The decision in Annapolis & Elkridge R. R. Co. v. Balto. Fire Insurance Co., 32 Md. 37, is, perhaps, in conflict with the authorities above cited, but, if we adopt the rule of the cases relied on by appellant, it fails to reach her case. The removal of her wearing apparel was not such a temporary removal as the parties may be reasonably said to have had in view, nor was the place of ordinary deposit, described in the policy, continued after she commenced her visit in Ottawa. The ordinary use of the clothing in such cases does not include the using involved in long journeys, or protracted visits, during which the goods may be exposed to risks that the insurer would not have been disposed to incur. It would be unreasonable to infer any intention of that kind.

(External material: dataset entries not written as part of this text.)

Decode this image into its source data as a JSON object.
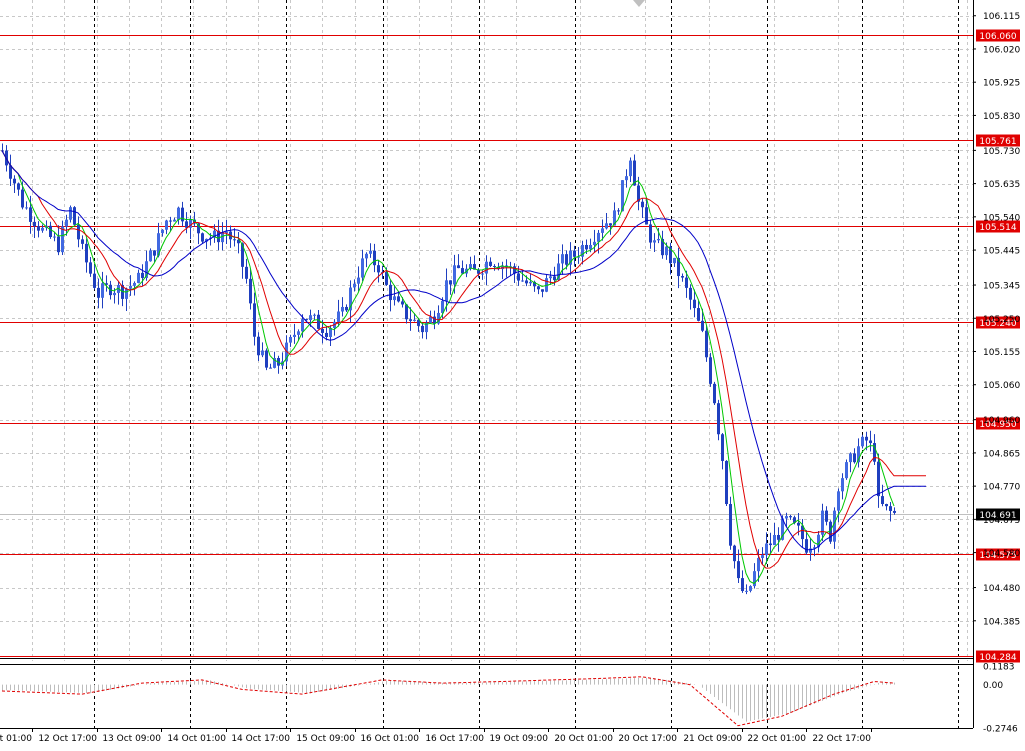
{
  "chart_data": {
    "type": "candlestick",
    "symbol_note": "",
    "ylim": [
      104.27,
      106.16
    ],
    "y_ticks": [
      "106.115",
      "106.020",
      "105.925",
      "105.830",
      "105.730",
      "105.635",
      "105.540",
      "105.445",
      "105.345",
      "105.250",
      "105.155",
      "105.060",
      "104.960",
      "104.865",
      "104.770",
      "104.675",
      "104.580",
      "104.480",
      "104.385"
    ],
    "x_ticks": [
      "12 Oct 01:00",
      "12 Oct 17:00",
      "13 Oct 09:00",
      "14 Oct 01:00",
      "14 Oct 17:00",
      "15 Oct 09:00",
      "16 Oct 01:00",
      "16 Oct 17:00",
      "19 Oct 09:00",
      "20 Oct 01:00",
      "20 Oct 17:00",
      "21 Oct 09:00",
      "22 Oct 01:00",
      "22 Oct 17:00"
    ],
    "levels": [
      {
        "label": "106.060",
        "value": 106.06
      },
      {
        "label": "105.761",
        "value": 105.761
      },
      {
        "label": "105.514",
        "value": 105.514
      },
      {
        "label": "105.240",
        "value": 105.24
      },
      {
        "label": "104.950",
        "value": 104.95
      },
      {
        "label": "104.575",
        "value": 104.575
      },
      {
        "label": "104.284",
        "value": 104.284
      }
    ],
    "current_price": {
      "label": "104.691",
      "value": 104.691
    },
    "price_path": [
      {
        "x": 0,
        "y": 105.73
      },
      {
        "x": 5,
        "y": 105.58
      },
      {
        "x": 10,
        "y": 105.5
      },
      {
        "x": 14,
        "y": 105.46
      },
      {
        "x": 17,
        "y": 105.56
      },
      {
        "x": 20,
        "y": 105.44
      },
      {
        "x": 24,
        "y": 105.32
      },
      {
        "x": 27,
        "y": 105.34
      },
      {
        "x": 30,
        "y": 105.33
      },
      {
        "x": 34,
        "y": 105.36
      },
      {
        "x": 38,
        "y": 105.45
      },
      {
        "x": 41,
        "y": 105.53
      },
      {
        "x": 44,
        "y": 105.56
      },
      {
        "x": 47,
        "y": 105.52
      },
      {
        "x": 50,
        "y": 105.49
      },
      {
        "x": 53,
        "y": 105.48
      },
      {
        "x": 56,
        "y": 105.5
      },
      {
        "x": 59,
        "y": 105.44
      },
      {
        "x": 61,
        "y": 105.36
      },
      {
        "x": 63,
        "y": 105.2
      },
      {
        "x": 66,
        "y": 105.1
      },
      {
        "x": 69,
        "y": 105.12
      },
      {
        "x": 72,
        "y": 105.18
      },
      {
        "x": 75,
        "y": 105.26
      },
      {
        "x": 78,
        "y": 105.24
      },
      {
        "x": 81,
        "y": 105.22
      },
      {
        "x": 85,
        "y": 105.26
      },
      {
        "x": 88,
        "y": 105.36
      },
      {
        "x": 91,
        "y": 105.43
      },
      {
        "x": 94,
        "y": 105.4
      },
      {
        "x": 96,
        "y": 105.34
      },
      {
        "x": 99,
        "y": 105.28
      },
      {
        "x": 102,
        "y": 105.25
      },
      {
        "x": 105,
        "y": 105.22
      },
      {
        "x": 108,
        "y": 105.26
      },
      {
        "x": 111,
        "y": 105.35
      },
      {
        "x": 114,
        "y": 105.39
      },
      {
        "x": 118,
        "y": 105.38
      },
      {
        "x": 122,
        "y": 105.42
      },
      {
        "x": 126,
        "y": 105.4
      },
      {
        "x": 130,
        "y": 105.36
      },
      {
        "x": 134,
        "y": 105.32
      },
      {
        "x": 137,
        "y": 105.37
      },
      {
        "x": 140,
        "y": 105.41
      },
      {
        "x": 143,
        "y": 105.43
      },
      {
        "x": 147,
        "y": 105.48
      },
      {
        "x": 150,
        "y": 105.52
      },
      {
        "x": 153,
        "y": 105.54
      },
      {
        "x": 155,
        "y": 105.62
      },
      {
        "x": 157,
        "y": 105.72
      },
      {
        "x": 159,
        "y": 105.58
      },
      {
        "x": 161,
        "y": 105.51
      },
      {
        "x": 163,
        "y": 105.46
      },
      {
        "x": 166,
        "y": 105.44
      },
      {
        "x": 169,
        "y": 105.38
      },
      {
        "x": 172,
        "y": 105.3
      },
      {
        "x": 175,
        "y": 105.2
      },
      {
        "x": 178,
        "y": 105.02
      },
      {
        "x": 180,
        "y": 104.85
      },
      {
        "x": 182,
        "y": 104.62
      },
      {
        "x": 184,
        "y": 104.49
      },
      {
        "x": 186,
        "y": 104.45
      },
      {
        "x": 188,
        "y": 104.52
      },
      {
        "x": 190,
        "y": 104.58
      },
      {
        "x": 193,
        "y": 104.62
      },
      {
        "x": 196,
        "y": 104.67
      },
      {
        "x": 199,
        "y": 104.64
      },
      {
        "x": 201,
        "y": 104.6
      },
      {
        "x": 203,
        "y": 104.62
      },
      {
        "x": 205,
        "y": 104.68
      },
      {
        "x": 207,
        "y": 104.63
      },
      {
        "x": 209,
        "y": 104.78
      },
      {
        "x": 212,
        "y": 104.84
      },
      {
        "x": 214,
        "y": 104.88
      },
      {
        "x": 216,
        "y": 104.9
      },
      {
        "x": 218,
        "y": 104.86
      },
      {
        "x": 219,
        "y": 104.72
      },
      {
        "x": 221,
        "y": 104.7
      },
      {
        "x": 223,
        "y": 104.69
      }
    ],
    "indicators": [
      {
        "type": "moving-average",
        "color": "#00c800"
      },
      {
        "type": "moving-average",
        "color": "#e00000"
      },
      {
        "type": "moving-average",
        "color": "#0000c8"
      }
    ],
    "oscillator": {
      "y_ticks": [
        "0.1183",
        "0.00",
        "-0.2746"
      ],
      "ylim": [
        -0.2746,
        0.1183
      ],
      "signal": [
        {
          "x": 0,
          "y": -0.04
        },
        {
          "x": 20,
          "y": -0.06
        },
        {
          "x": 35,
          "y": 0.01
        },
        {
          "x": 50,
          "y": 0.03
        },
        {
          "x": 60,
          "y": -0.03
        },
        {
          "x": 75,
          "y": -0.06
        },
        {
          "x": 95,
          "y": 0.03
        },
        {
          "x": 110,
          "y": 0.01
        },
        {
          "x": 125,
          "y": 0.02
        },
        {
          "x": 150,
          "y": 0.04
        },
        {
          "x": 160,
          "y": 0.05
        },
        {
          "x": 172,
          "y": 0.0
        },
        {
          "x": 184,
          "y": -0.26
        },
        {
          "x": 195,
          "y": -0.2
        },
        {
          "x": 208,
          "y": -0.06
        },
        {
          "x": 218,
          "y": 0.02
        },
        {
          "x": 223,
          "y": 0.01
        }
      ]
    }
  }
}
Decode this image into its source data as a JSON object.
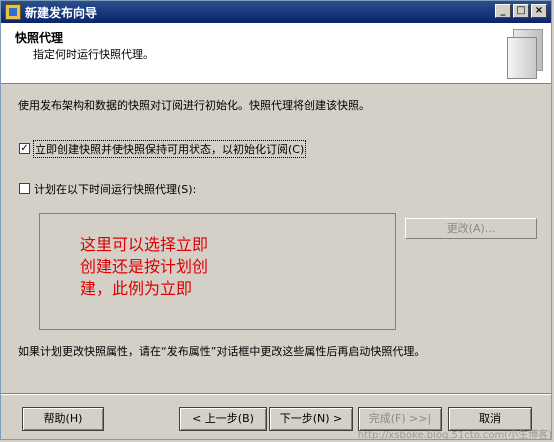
{
  "window": {
    "title": "新建发布向导"
  },
  "header": {
    "title": "快照代理",
    "subtitle": "指定何时运行快照代理。"
  },
  "content": {
    "intro": "使用发布架构和数据的快照对订阅进行初始化。快照代理将创建该快照。",
    "option_immediate": {
      "label": "立即创建快照并使快照保持可用状态，以初始化订阅(C)",
      "checked": true
    },
    "option_schedule": {
      "label": "计划在以下时间运行快照代理(S):",
      "checked": false
    },
    "annotation_lines": [
      "这里可以选择立即",
      "创建还是按计划创",
      "建，此例为立即"
    ],
    "change_button": "更改(A)...",
    "note": "如果计划更改快照属性，请在“发布属性”对话框中更改这些属性后再启动快照代理。"
  },
  "buttons": {
    "help": "帮助(H)",
    "back": "< 上一步(B)",
    "next": "下一步(N) >",
    "finish": "完成(F) >>|",
    "cancel": "取消"
  },
  "watermark": "http://xsboke.blog.51cto.com(小生博客)"
}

That the locality and the surroundings of insured property are always considered material by insurers, in accepting and rejecting applications for insurance, is a matter of common information, to which courts can not be indifferent in the decision of questions of this character. Bisks on wearing apparel commonly kept in a building of safe construction might be taken at a low premium; in another less safe, the premium would be higher, and in still another, the risk declined. Certainly, it can not be supposed that a risk on such property, taken on ordinary terms, the place of deposit being described, attended by no circumstances raising an inference that unusual hazards were to be encountered, gives the insurer a discretion in the use of the property, which is not limited, either as to time or distance of removal from the place of deposit so designated.
The treatment of the case by the Superior Court was correct, and the judgment is affirmed.
Judgment affirmed.
Gaby, J., took no part in the decision of this case.